The Hilton was also close to packet pickup at the convention center . On Friday afternoon, I walked over to get my bib (with chip attached) and tech tee shirt (made of a slippery blue material). There was not really an expo – just a few local vendors, Cox Cable (since they were the sponsors), and some charities. I picked up an extra map of the route and spoke to one of the knowledgable volunteers about how the course would be marked and exactly where it would start and finish. I was reassured that the start/finish line was just a short walk from the convention center and I knew that there would probably be plenty of folks from the hotel whom I could follow to the start. The course would be marked with orange tape on the roads and signs with arrows. There were also volunteers at every important turn.

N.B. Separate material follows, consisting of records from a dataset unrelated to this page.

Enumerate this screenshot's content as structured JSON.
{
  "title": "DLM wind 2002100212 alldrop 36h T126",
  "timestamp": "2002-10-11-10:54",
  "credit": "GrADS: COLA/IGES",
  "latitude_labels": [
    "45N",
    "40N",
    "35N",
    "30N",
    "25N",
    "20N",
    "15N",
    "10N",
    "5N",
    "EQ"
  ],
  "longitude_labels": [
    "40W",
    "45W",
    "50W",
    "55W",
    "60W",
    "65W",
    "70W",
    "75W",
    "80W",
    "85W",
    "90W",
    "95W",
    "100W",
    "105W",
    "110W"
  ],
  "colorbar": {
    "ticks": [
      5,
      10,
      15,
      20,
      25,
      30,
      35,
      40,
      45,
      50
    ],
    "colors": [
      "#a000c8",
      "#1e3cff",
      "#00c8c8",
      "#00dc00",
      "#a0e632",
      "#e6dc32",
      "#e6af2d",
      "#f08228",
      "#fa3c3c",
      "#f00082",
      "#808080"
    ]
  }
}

On Saturday afternoon, as conference attendees began to leave, runners started to arrive. I did my usual pre-race preparations, getting my clothes ready for a cool morning with later sunshine, ate a light supper, and then to bed. Woke early and left the hotel around 7:30. The race was scheduled to begin at 8 am. Along with the full marathon, there was a half as well, and we all began together right on time. Just after the second mile, the half marathoners split off, heading north, while we full marathoners went over the Henderson Bridge to East Providence. As usual, the half marathoners vastly outnumbered the full , but even so there were almost 1200 full marathoners. The course is primarily a road race, although we spent quite a bit of time on several bike paths as well. While this meant we had to dodge both cars and people on bikes, I thought the drivers and bikers to be extremely well –mannered and polite. Many of them honked and cheered us on and all kept a decent distance from us.

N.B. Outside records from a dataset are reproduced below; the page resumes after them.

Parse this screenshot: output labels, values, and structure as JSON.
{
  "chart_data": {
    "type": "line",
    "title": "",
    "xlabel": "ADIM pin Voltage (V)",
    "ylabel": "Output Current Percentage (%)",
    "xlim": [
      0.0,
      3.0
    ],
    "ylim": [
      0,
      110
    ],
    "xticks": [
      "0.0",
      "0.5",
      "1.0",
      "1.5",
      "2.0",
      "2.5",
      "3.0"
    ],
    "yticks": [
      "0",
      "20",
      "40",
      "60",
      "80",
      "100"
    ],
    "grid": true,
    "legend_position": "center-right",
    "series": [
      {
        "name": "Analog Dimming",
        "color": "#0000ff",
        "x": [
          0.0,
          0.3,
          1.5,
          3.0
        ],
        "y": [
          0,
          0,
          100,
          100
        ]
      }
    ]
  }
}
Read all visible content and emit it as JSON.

The only real complaint I had was about the poor condition of some of the roads – lots of potholes and tripping hazards. Fortunately, I managed to avoid falling. We passed by several golf courses and country clubs, a few cemeteries, and then through several attractive neighborhoods; for a number of miles, we wandered along the Providence River and finally, around mile 24, crossed another bridge back into the downtown area and the finish line. A volunteer circled my neck with an attractive medal and lanyard, handed me a bottle of water, and pointed me to the food. There were boxes of different varieties of pizza and some bagels shaped like crullers. I took a couple of cheese pizza slices and found my way back to the hotel where I bought a bottle of orange juice in the little shop. I had a strong craving for oj, not sure if I needed the vitamin C or the natural sugar or just a little bit of Florida but it tasted great.
One important thing I learned – it is not a good idea to sit at a conference for 3 days before a race. It’s one thing to taper but too much sitting is not for me. My muscles were stiff as the race began and it took me fully half the race before I felt like I finally had my usual rhythm and pace. Still, I finished in a respectable 5:47:09, well under the 6 hour time limit. I did notice that a number of participants (there were about 50 people behind me) clocked in well over that limit, with the last person finishing in about 7 ½ hours. It was a good race and I’m glad I had a chance to do it.